Big-I/O anecdote: checkers program

"The success of the world championship calibre Chinook checkers program is largely due to its endgame databases [SCT+92]. The current databases represent over 150 billion positions, requiring 30 Gigabytes of storage when uncompressed. Using application-specific techniques, the databases are compressed into 5.22 Gigabytes of disk storage. Commonly accessed portions of the database are pre-loaded into memory and have a greater than 99% hit rate with a 500 megabyte cache. Cache misses result in random-access I/O. Even with this large cache, the sequential version of the program is I/O bound. A parallel searching version of Chinook further increases the I/O rate [Lu93]. (Computing the database is even more I/O intensive than running a match.)" -- Orran Krieger , from [Kri94].
[Kri94]
Orran Krieger.

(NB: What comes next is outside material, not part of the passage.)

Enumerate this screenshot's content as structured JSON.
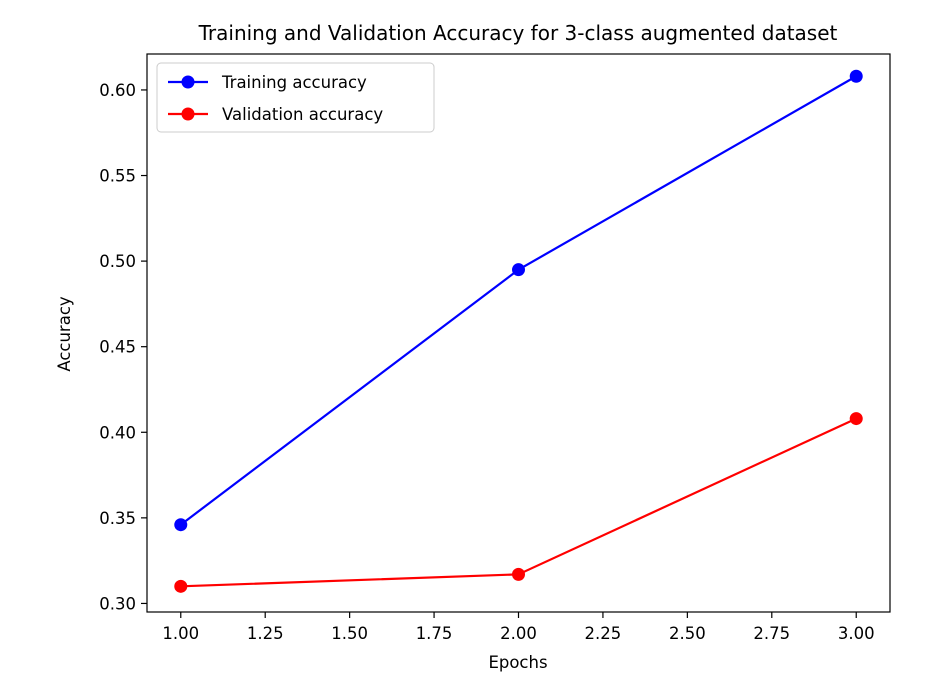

HFS: A flexible file system for shared-memory multiprocessors. PhD thesis, University of Toronto, October 1994.
[Lu93]
P. Lu. Parallel search of narrow game trees. Master's thesis, Department of Computing Science, University of Alberta, Edmonton, 1993. paullu@sys.toronto.edu
[SCT+92]
J. Schaeffer, J. Culberson, N. Treloar, B. Knight, P. Lu, and D. Szafron. A world championship caliber checkers program. Artificial Intelligence, 53(2-3):273--289, 1992.